Cerco di cucinare ma sono distratto, quando la testa si inceppa tutto smette di funzionare come dovrebbe. I miei pensieri sembrano in fuga, sbattono contro il mio cranio come lemmings che si lanciano contro un gong. Ogni pensiero batte e rimbalza come una vibrazione instabile. Come un animale vorrei immergermi in una pozza d’acqua buia, abbandonarmi al silenzio, all’oblio.

Mina, la gatta più giovane, salta baldanzosa sul davanzale della finestra: siamo al secondo piano, non è raccomandabile un tuffo verso il giardino. Ma è ancora piccola, curiosa, intraprendente. Le piace esplorare e prima o poi la porterò a spasso per i monti. Lascio che il petto di pollo sfrigoli sulla piastra insieme al mio mal di testa, mi avvicino alla finestra per agguantare la gatta: è allora, è quello il momento, quando il sole cala con i suoi raggi obliqui e crea ombre illogiche piegando la luce come non forse non dovrebbe accadere.

“Dio mio che bella!” Abito qui da quasi due anni, e passo davanti a questa finestra migliaia di volte. Ho fotografato il sorgere della luna, la nascita dell’alba, la neve ed il temporale. Con il cannocchiale ne ho studiato le forme, ricostruito le linee immaginarie su cui ho arrampicato. Eppure, eppure non l’avevo mai vista. Eppure era sempre stata lì. “Quella cresta, quello spigolo verticale è stupendo!”. La mia mente ricorda quel “dente”, quello scorcio dolomitico che si innalza dal canalone Comera, quella roccia che ho visto e toccato tanto da fuori e quanto da dentro. “E’ una linea meravigliosa, qualcuno deve averla vista. Qualcuno deve averla per forza vista! Non è possibile ignorarla!”.
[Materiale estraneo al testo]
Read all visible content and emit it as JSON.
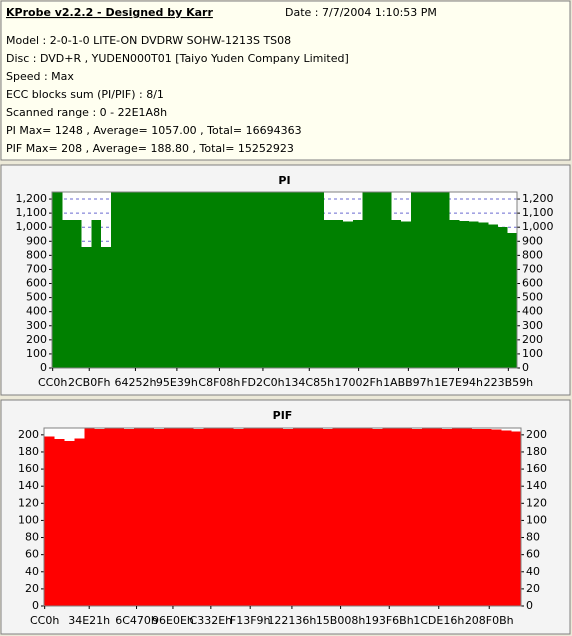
{
  "header": {
    "title": "KProbe v2.2.2 - Designed by Karr",
    "date": "Date : 7/7/2004 1:10:53 PM",
    "lines": [
      "Model : 2-0-1-0 LITE-ON DVDRW SOHW-1213S TS08",
      "Disc : DVD+R , YUDEN000T01 [Taiyo Yuden Company Limited]",
      "Speed : Max",
      "ECC blocks sum (PI/PIF) : 8/1",
      "Scanned range : 0 - 22E1A8h",
      "PI Max= 1248 , Average= 1057.00 , Total= 16694363",
      "PIF Max= 208 , Average= 188.80 , Total= 15252923"
    ]
  },
  "chart_data": [
    {
      "type": "bar",
      "title": "PI",
      "color": "#008000",
      "grid": true,
      "xlim": [
        0,
        2285992
      ],
      "ylim": [
        0,
        1250
      ],
      "xticks": [
        {
          "value": 3264,
          "label": "CC0h"
        },
        {
          "value": 183055,
          "label": "2CB0Fh"
        },
        {
          "value": 410194,
          "label": "64252h"
        },
        {
          "value": 613945,
          "label": "95E39h"
        },
        {
          "value": 823048,
          "label": "C8F08h"
        },
        {
          "value": 1036992,
          "label": "FD2C0h"
        },
        {
          "value": 1264773,
          "label": "134C85h"
        },
        {
          "value": 1507375,
          "label": "17002Fh"
        },
        {
          "value": 1751959,
          "label": "1ABB97h"
        },
        {
          "value": 1998484,
          "label": "1E7E94h"
        },
        {
          "value": 2243417,
          "label": "223B59h"
        }
      ],
      "yticks": [
        0,
        100,
        200,
        300,
        400,
        500,
        600,
        700,
        800,
        900,
        {
          "value": 1000,
          "label": "1,000"
        },
        {
          "value": 1100,
          "label": "1,100"
        },
        {
          "value": 1200,
          "label": "1,200"
        }
      ],
      "x": [
        3264,
        50864,
        98464,
        146064,
        193664,
        241264,
        288864,
        336464,
        384064,
        431664,
        479264,
        526864,
        574464,
        622064,
        669664,
        717264,
        764864,
        812464,
        860064,
        907664,
        955264,
        1002864,
        1050464,
        1098064,
        1145664,
        1193264,
        1240864,
        1288464,
        1336064,
        1383664,
        1431264,
        1478864,
        1526464,
        1574064,
        1621664,
        1669264,
        1716864,
        1764464,
        1812064,
        1859664,
        1907264,
        1954864,
        2002464,
        2050064,
        2097664,
        2145264,
        2192864,
        2240464
      ],
      "values": [
        1248,
        1050,
        1050,
        860,
        1050,
        860,
        1248,
        1248,
        1248,
        1248,
        1248,
        1248,
        1248,
        1248,
        1248,
        1248,
        1248,
        1248,
        1248,
        1248,
        1248,
        1248,
        1248,
        1248,
        1248,
        1248,
        1248,
        1248,
        1050,
        1050,
        1040,
        1050,
        1248,
        1248,
        1248,
        1050,
        1040,
        1248,
        1248,
        1248,
        1248,
        1050,
        1045,
        1040,
        1035,
        1020,
        1000,
        960
      ]
    },
    {
      "type": "bar",
      "title": "PIF",
      "color": "#ff0000",
      "grid": false,
      "xlim": [
        0,
        2285992
      ],
      "ylim": [
        0,
        208
      ],
      "xticks": [
        {
          "value": 3264,
          "label": "CC0h"
        },
        {
          "value": 216609,
          "label": "34E21h"
        },
        {
          "value": 443504,
          "label": "6C470h"
        },
        {
          "value": 617998,
          "label": "96E0Eh"
        },
        {
          "value": 799534,
          "label": "C332Eh"
        },
        {
          "value": 988153,
          "label": "F13F9h"
        },
        {
          "value": 1188150,
          "label": "122136h"
        },
        {
          "value": 1421320,
          "label": "15B008h"
        },
        {
          "value": 1654635,
          "label": "193F6Bh"
        },
        {
          "value": 1891862,
          "label": "1CDE16h"
        },
        {
          "value": 2133771,
          "label": "208F0Bh"
        }
      ],
      "yticks": [
        0,
        20,
        40,
        60,
        80,
        100,
        120,
        140,
        160,
        180,
        200
      ],
      "x": [
        3264,
        50864,
        98464,
        146064,
        193664,
        241264,
        288864,
        336464,
        384064,
        431664,
        479264,
        526864,
        574464,
        622064,
        669664,
        717264,
        764864,
        812464,
        860064,
        907664,
        955264,
        1002864,
        1050464,
        1098064,
        1145664,
        1193264,
        1240864,
        1288464,
        1336064,
        1383664,
        1431264,
        1478864,
        1526464,
        1574064,
        1621664,
        1669264,
        1716864,
        1764464,
        1812064,
        1859664,
        1907264,
        1954864,
        2002464,
        2050064,
        2097664,
        2145264,
        2192864,
        2240464
      ],
      "values": [
        198,
        195,
        193,
        196,
        208,
        207,
        208,
        208,
        207,
        208,
        208,
        207,
        208,
        208,
        208,
        207,
        208,
        208,
        208,
        207,
        208,
        208,
        208,
        208,
        207,
        208,
        208,
        208,
        207,
        208,
        208,
        208,
        208,
        207,
        208,
        208,
        208,
        207,
        208,
        208,
        207,
        208,
        208,
        207,
        207,
        206,
        205,
        204
      ]
    }
  ]
}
Afferro la macchina fotografica, il pollo è ormai abbandonato a sé stesso mentre i pensieri sembrano riordinarsi. Ricordi, frasi, schegge di informazioni riemergono dall’inverno trascorso. Quando ero in forma, o mi sentivo tale, quando dietro ad una coppia di vecchiacci inesauribili calcavo la roccia di quelle bastionate due volte a settimana. “Sì, deve essere lei, ma da sotto non appariva così bella, così logica, così elegante, così attraente!”. 1932 – Mario “Boga” Dell’Oro compie la prima ascensione della Punta Stoppani per lo spigolo sud-ovest con G. Riva. Che sia lei?

Davide “Birillo” Valsecchi

Ma la realtà spesso si infrange sulla fantasia e quella linea che dalla mia finestra appare così continua e slanciata in realtà è forse un illusione. Lo spigolo della Stoppani, visto dalle placce di Onda d’Ombra, si mostra assai diverso mentre la memoria ricorda i racconti ed i dettagli ascoltati. Ecco la cengia erbosa verso cui si riemerge e più a sinistra, la linea elegante ed ingannevole della Bonatti. Però, accidenti, quanto è bello il Resegone con la sua roccia terribile.